Since the modern Lebanese state was created in 1943, the whole structure of government was based on sectarian sharing-out of power. Seats in Parliament were split between Christians and Muslims and the top three positions in the power structure were always distributed so that the president was a Maronite Christian; the Speaker of the Parliament, a Shi’a Muslim; and the Prime Minister, a Sunni Muslim.
Tying power to sect welded in place a system that did not produce co-operation, except for mutually-protected pillaging. The Port of Beirut shows how the Lebanese system worked: The longtime head of customs is tied to Christian president Michel Aoun, while the head of the port was put in his job by the Sunni leader Saad Hariri. Shi’ite interests at the port are enforced by Hezbollah and the Amal faction headed by Parliament Speaker Nabih Berri.
All parties took their shares of profit and power while every year from 2013, when the 2700 tons of ammonium nitrate arrived at the port, warnings were sent up the chain of command – “This stuff is dangerous, we need to get it out of here.”
The buck was passed around the bureaucracy, from the Port to Public Works to Defense and Security agencies. Months before the explosion, President Aoun himself was notified and said he asked the proper authorities to do the right thing. Which turned out to be nothing.

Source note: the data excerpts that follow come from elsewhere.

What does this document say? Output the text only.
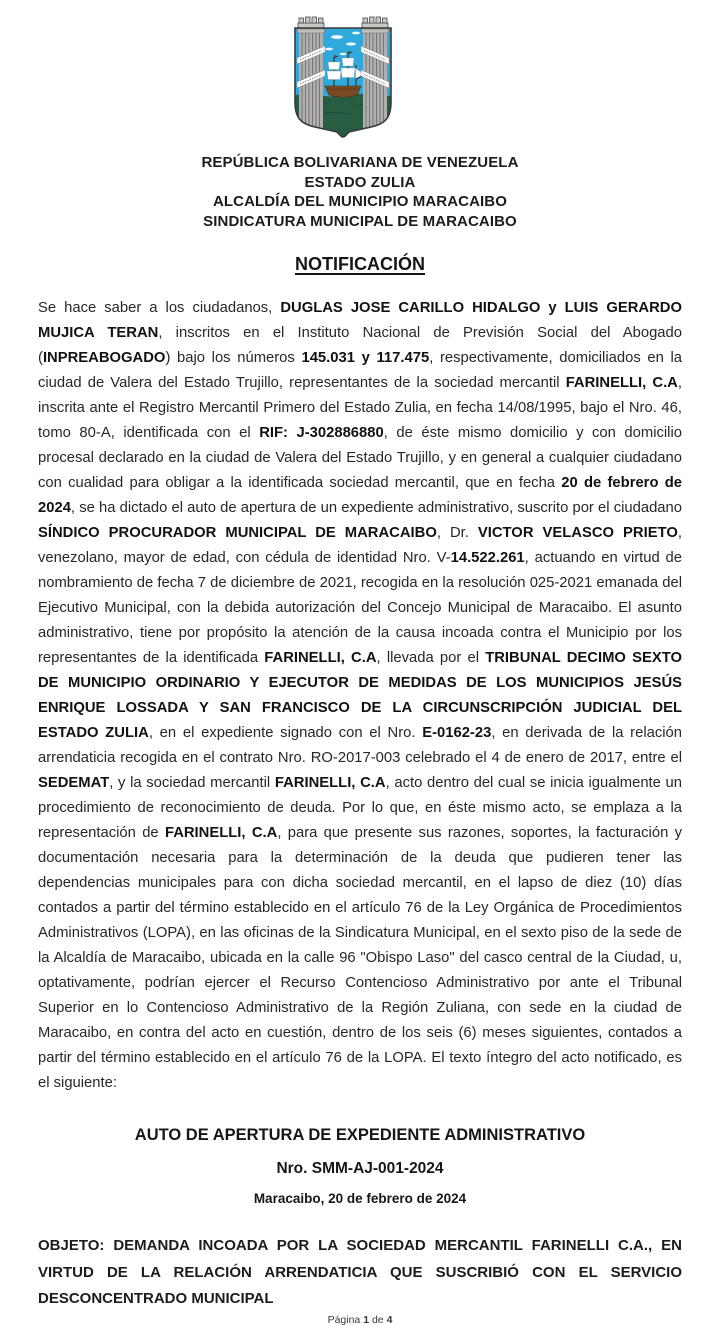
REPÚBLICA BOLIVARIANA DE VENEZUELA
ESTADO ZULIA
ALCALDÍA DEL MUNICIPIO MARACAIBO
SINDICATURA MUNICIPAL DE MARACAIBO
NOTIFICACIÓN

Se hace saber a los ciudadanos, DUGLAS JOSE CARILLO HIDALGO y LUIS GERARDO MUJICA TERAN, inscritos en el Instituto Nacional de Previsión Social del Abogado (INPREABOGADO) bajo los números 145.031 y 117.475, respectivamente, domiciliados en la ciudad de Valera del Estado Trujillo, representantes de la sociedad mercantil FARINELLI, C.A, inscrita ante el Registro Mercantil Primero del Estado Zulia, en fecha 14/08/1995, bajo el Nro. 46, tomo 80-A, identificada con el RIF: J-302886880, de éste mismo domicilio y con domicilio procesal declarado en la ciudad de Valera del Estado Trujillo, y en general a cualquier ciudadano con cualidad para obligar a la identificada sociedad mercantil, que en fecha 20 de febrero de 2024, se ha dictado el auto de apertura de un expediente administrativo, suscrito por el ciudadano SÍNDICO PROCURADOR MUNICIPAL DE MARACAIBO, Dr. VICTOR VELASCO PRIETO, venezolano, mayor de edad, con cédula de identidad Nro. V-14.522.261, actuando en virtud de nombramiento de fecha 7 de diciembre de 2021, recogida en la resolución 025-2021 emanada del Ejecutivo Municipal, con la debida autorización del Concejo Municipal de Maracaibo. El asunto administrativo, tiene por propósito la atención de la causa incoada contra el Municipio por los representantes de la identificada FARINELLI, C.A, llevada por el TRIBUNAL DECIMO SEXTO DE MUNICIPIO ORDINARIO Y EJECUTOR DE MEDIDAS DE LOS MUNICIPIOS JESÚS ENRIQUE LOSSADA Y SAN FRANCISCO DE LA CIRCUNSCRIPCIÓN JUDICIAL DEL ESTADO ZULIA, en el expediente signado con el Nro. E-0162-23, en derivada de la relación arrendaticia recogida en el contrato Nro. RO-2017-003 celebrado el 4 de enero de 2017, entre el SEDEMAT, y la sociedad mercantil FARINELLI, C.A, acto dentro del cual se inicia igualmente un procedimiento de reconocimiento de deuda. Por lo que, en éste mismo acto, se emplaza a la representación de FARINELLI, C.A, para que presente sus razones, soportes, la facturación y documentación necesaria para la determinación de la deuda que pudieren tener las dependencias municipales para con dicha sociedad mercantil, en el lapso de diez (10) días contados a partir del término establecido en el artículo 76 de la Ley Orgánica de Procedimientos Administrativos (LOPA), en las oficinas de la Sindicatura Municipal, en el sexto piso de la sede de la Alcaldía de Maracaibo, ubicada en la calle 96 "Obispo Laso" del casco central de la Ciudad, u, optativamente, podrían ejercer el Recurso Contencioso Administrativo por ante el Tribunal Superior en lo Contencioso Administrativo de la Región Zuliana, con sede en la ciudad de Maracaibo, en contra del acto en cuestión, dentro de los seis (6) meses siguientes, contados a partir del término establecido en el artículo 76 de la LOPA. El texto íntegro del acto notificado, es el siguiente:

AUTO DE APERTURA DE EXPEDIENTE ADMINISTRATIVO
Nro. SMM-AJ-001-2024
Maracaibo, 20 de febrero de 2024

OBJETO: DEMANDA INCOADA POR LA SOCIEDAD MERCANTIL FARINELLI C.A., EN VIRTUD DE LA RELACIÓN ARRENDATICIA QUE SUSCRIBIÓ CON EL SERVICIO DESCONCENTRADO MUNICIPAL

Página 1 de 4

All of Beirut was shocked by the massive explosion. No one was shocked at the government ineptitude and irresponsibility that made it possible.
So, what to do now, U.N. Secretary-General Antonio Guterres has issued a global appeal for help. But how? If aid is sent, who will administer it, and if the state and government of Lebanon are saved, will that mean sustaining the same old crooks and warlords who’ve let the country to go to Hell even before the port blew up?

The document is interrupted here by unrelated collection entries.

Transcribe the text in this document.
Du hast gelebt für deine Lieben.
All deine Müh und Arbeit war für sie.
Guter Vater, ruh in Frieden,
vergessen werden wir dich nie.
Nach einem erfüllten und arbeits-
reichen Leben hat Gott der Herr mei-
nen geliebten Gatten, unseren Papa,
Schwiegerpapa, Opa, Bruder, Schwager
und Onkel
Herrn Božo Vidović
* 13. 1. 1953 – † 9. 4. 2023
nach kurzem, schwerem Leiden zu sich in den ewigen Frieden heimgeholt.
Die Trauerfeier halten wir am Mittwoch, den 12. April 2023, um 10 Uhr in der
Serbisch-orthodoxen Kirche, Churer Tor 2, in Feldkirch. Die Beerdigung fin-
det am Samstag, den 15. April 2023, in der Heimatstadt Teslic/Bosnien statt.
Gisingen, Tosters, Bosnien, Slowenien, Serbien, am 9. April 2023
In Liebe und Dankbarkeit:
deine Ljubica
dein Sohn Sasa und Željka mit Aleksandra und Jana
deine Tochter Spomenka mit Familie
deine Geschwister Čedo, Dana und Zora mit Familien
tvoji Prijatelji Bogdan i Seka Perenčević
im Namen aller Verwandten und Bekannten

Jeffrey Feltman is the John C. Whitehead Visiting Fellow in International Diplomacy in the Foreign Policy program at the Brookings Institution. His research includes examining United Nations and other mediation efforts to draw lessons about potential improvements in multilateral conflict prevention and resolution in an increasingly polarized global context. He is also a senior fellow at the Washington-based United Nations Foundation.
Before joining Brookings, he served for nearly six years as the under-secretary-general for political affairs at the United Nations in New York. In that capacity, he traveled extensively and was the chief foreign policy advisor to both Secretary-General Ban Ki-moon and Secretary-General Antonio Guterres.

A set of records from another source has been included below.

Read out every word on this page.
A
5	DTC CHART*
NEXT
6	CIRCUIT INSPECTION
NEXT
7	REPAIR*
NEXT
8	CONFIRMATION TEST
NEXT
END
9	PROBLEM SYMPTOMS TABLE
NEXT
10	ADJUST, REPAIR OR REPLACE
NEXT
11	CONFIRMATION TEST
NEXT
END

As part of his U.N. responsibilities, Feltman was the chairperson of the U.N.’s Counter-Terrorism Implementation Task Force and the executive director of the U.N. Counter-Terrorism Center from July 2012 until July 2016.
Feltman was a U.S. foreign service officer for over 26 years, focusing largely on the Middle East and North Africa. Feltman was the assistant secretary of state for Near Eastern affairs from 2009 until his retirement from the State Department, with the rank of career minister, in May 2012. Before his 2004-08 tenure as U.S. ambassador to Lebanon, Feltman also served in Erbil, Baghdad, Jerusalem, Tel Aviv, Tunis, Amman, Budapest, and Port-au-Prince. Feltman is a two-time winner of the Presidential Service Award, as well as a recipient of State Department awards, including several Superior Honor Awards and the James Clement Dunn Award for Excellence in Leadership. The American Foreign Service Association conferred the Christian A. Herter Award for Constructive Dissent and also the Sinclaire Language Award.
A native of Greenville, Ohio, Feltman has a master’s in law and diplomacy from the Fletcher School of Law and Diplomacy at Tufts University and a bachelor’s degree in history and art from Ball State University. In May 2013, Ball State University awarded Feltman an honorary doctorate. He is a member of the American Academy of Diplomacy and the American Council on Germany.